If sequences shorter than input_size are automatically padded with 0 at the beginning, and future exogenous variables are also automatically padded with 0 at the beginning (is this true?), in order to distinguish those zeros from real zeros of the time series, could it make sense to create a "real_data" exogenous variable with value 1 for the time series points, so that its value is automatically set to 0 for padding data and we can tell to the model that padding data have real_data=0 and true data have real_data=1? Basically we would set that variable to 1 for all time series points and then leverage the all-zero padding to create real_data=0. Could the scaler (e.g. robust) negatively impact this "real_data" indicator since future exogenous variables get scaled? Is the exogenous variables scaling performed before or after the automatic zero-padding? Thanks
04/10/2023, 6:07 PM
Hi @Manuel!
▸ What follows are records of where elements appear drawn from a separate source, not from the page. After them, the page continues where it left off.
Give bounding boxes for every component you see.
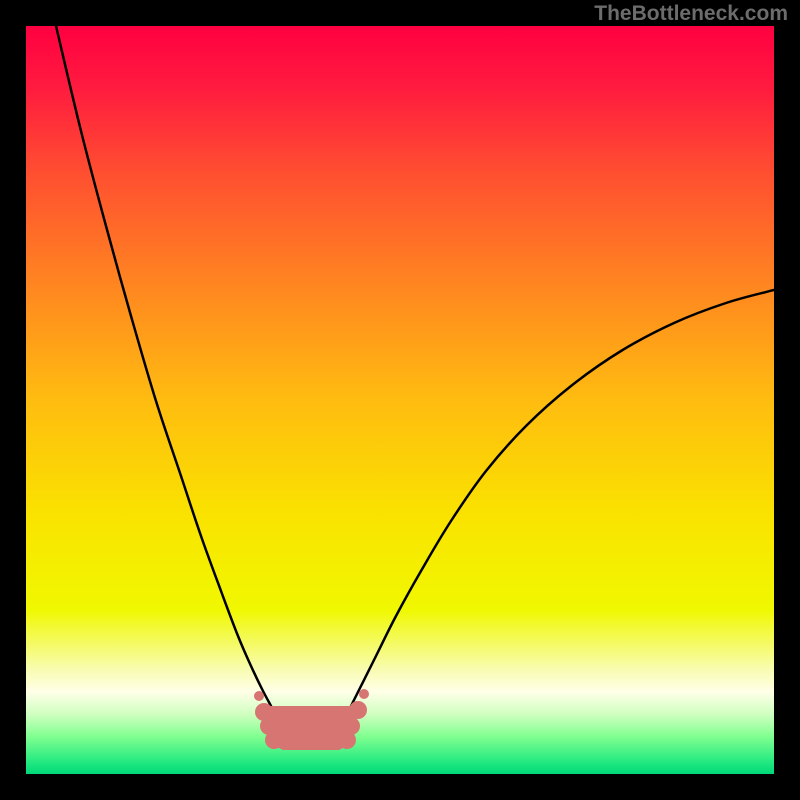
plot-area — [26, 26, 774, 774]
chart-container: TheBottleneck.com — [0, 0, 800, 800]
chart-svg — [26, 26, 774, 774]
watermark-text: TheBottleneck.com — [594, 2, 788, 26]
gradient-background — [26, 26, 774, 774]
Yes, all variables are padded at the beginning. We have not tried the "real_data" dummy, but it sounds intuitive. We previously had an "available_mask" dummy to directly mask missing/padded data with zeros. This is a little bit different but related. The scaling is done after padding the variable, but it shouldn't affect the information provided by the variable
Also note that most models use only the information in the input window of size
. If the time series have a lot of history then it should not be necessary to add the "real_data" variable.
04/10/2023, 6:46 PM
@Cristian (Nixtla) Thank you! Yes the problem in my specific case is that many time series have a limited history which is shorter than the input_size I need for modeling the yearly seasonality in an acceptable way.